Cliff Walking with Q-Learning NetLogo Extension

Cliff Walking with Q-Learning NetLogo Extension (version 1.0.0)

This model implements a classic scenario used in Reinforcement Learning problem, the “Cliff Walking Problem”. Consider the gridworld shown below. This is a standard undiscounted, episodic task, with start and goal states, and the usual actions causing movement up, down, right, and left. Reward is -1 on all transitions except those into the region marked “The Cliff.” Stepping into this region incurs a reward of -100 and sends the agent instantly back to the start (SUTTON; BARTO, 2018).

![](upload://k45aunzIIdmxnRIS0GzkM1Zg5V3.jpeg)

The problem is solved in this model using the Q-Learning algorithm. The algorithm is implemented with the support of the NetLogo Q-Learning Extension

Release Notes

This model implements Q-learning (Watkins 1989) a one-step temporal difference algorithm in the area of reinforcement learning, a branch of artificial intelligence and machine learning.

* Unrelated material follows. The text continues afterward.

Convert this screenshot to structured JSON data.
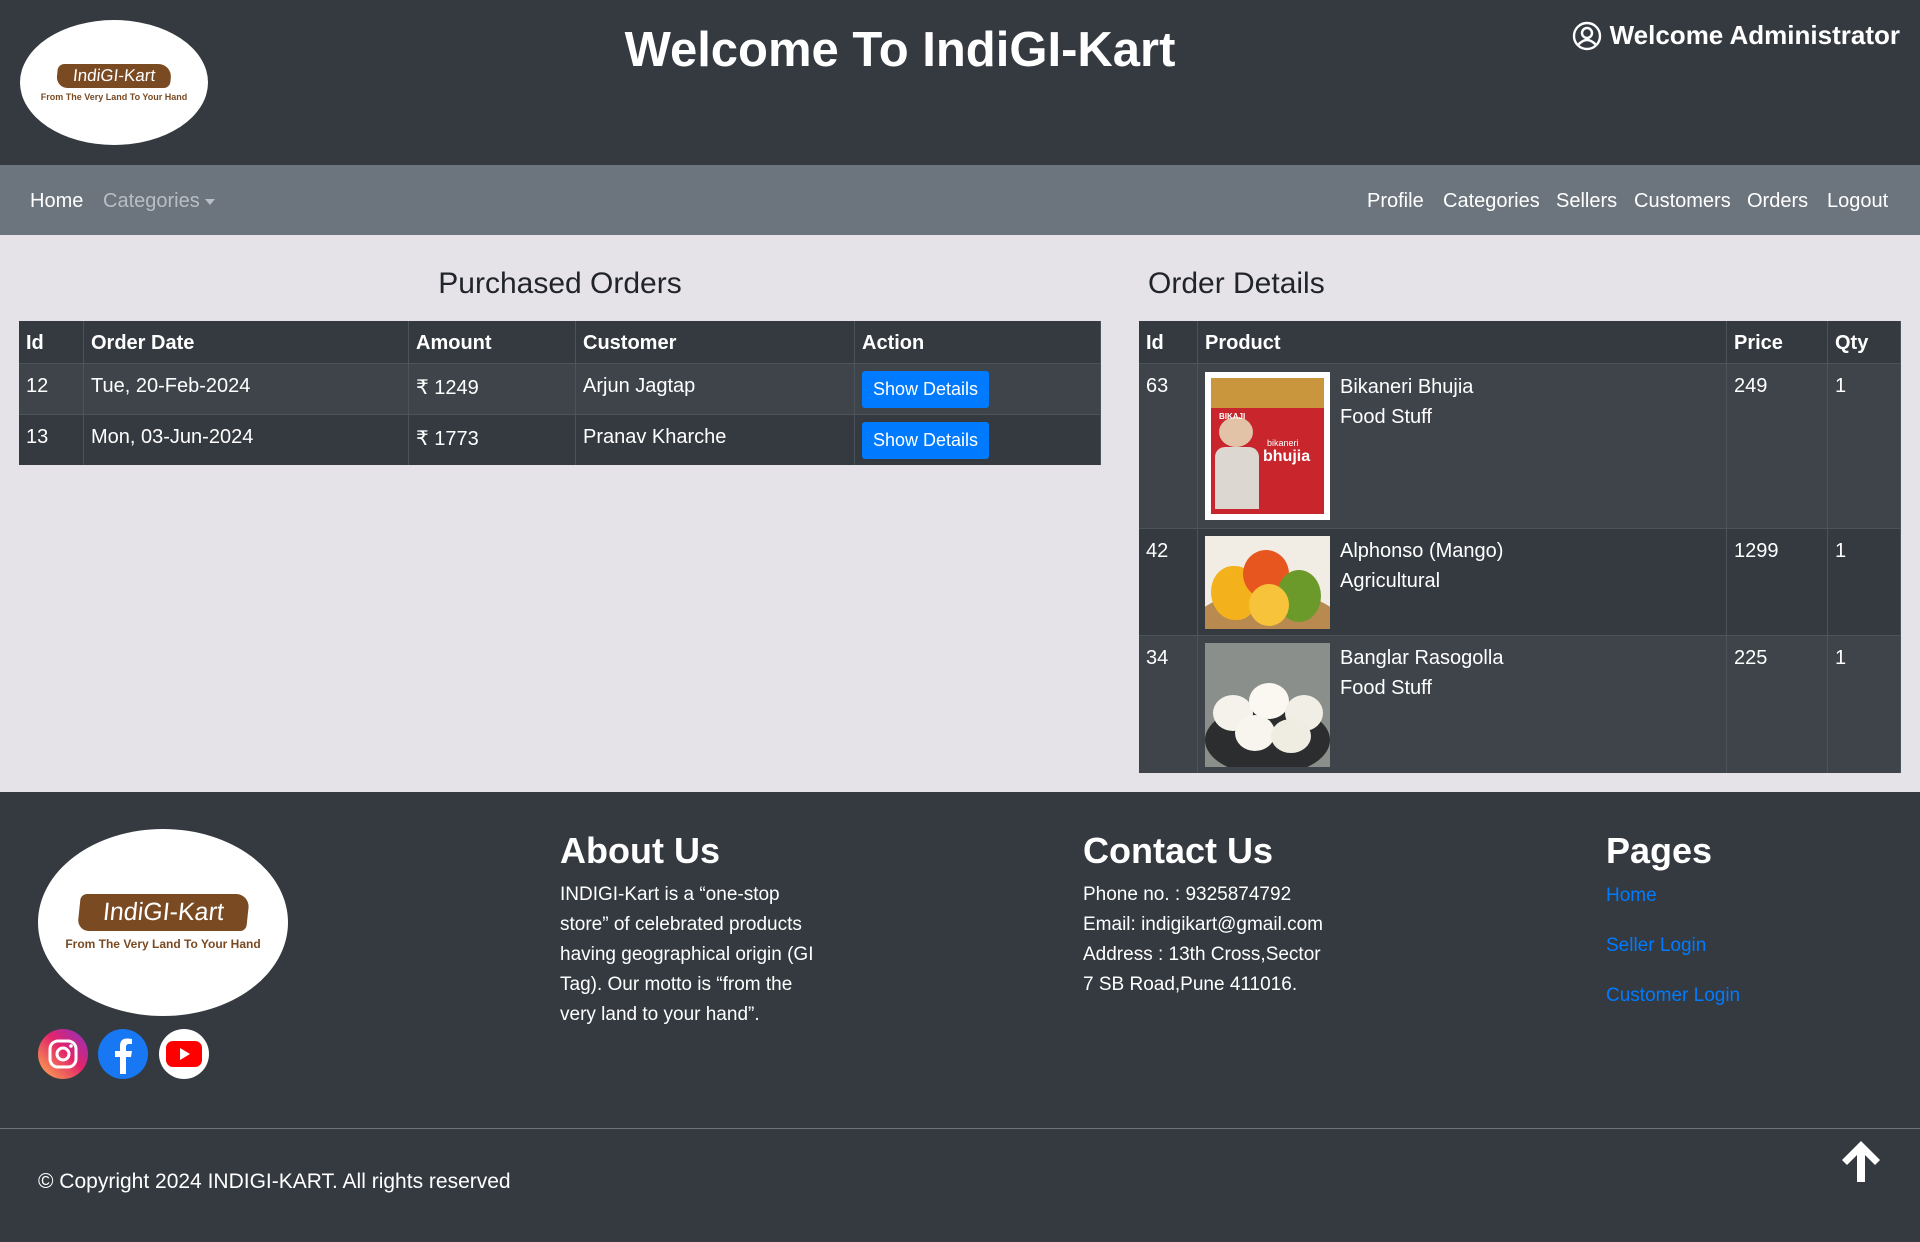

The scenario used is a classic Reinforcement Learning problem, the “Cliff Walking”. Consider the gridworld shown below. This is a standard undiscounted, episodic task, with start and goal states, and the usual actions causing movement up, down, right, and left. Reward is -1 on all transitions except those into the region marked “The Cliff.” Stepping into this region incurs a reward of -100 and sends the agent instantly back to the start (SUTTON; BARTO, 2018).

![](upload://k45aunzIIdmxnRIS0GzkM1Zg5V3.jpeg)

This implementation makes use of the Q-Learning NetLogo Extension to implement the Q-Learning algorithm.


This is a companion discussion topic for the original entry at https://www.comses.net/codebases/b938a820-f209-4648-afc6-0946657c3484/releases/1.0.0/

The downloaded file contains only one file: codemeta.json. Where can I find the NetLogo source code? Thanks!

Thanks for pointing this out! We’ve rebuilt the archival package and you should find the code and documentation in the download now. There appears to have been a bug in our system and it didn’t build it correctly the first time around from @kevinkons original submission.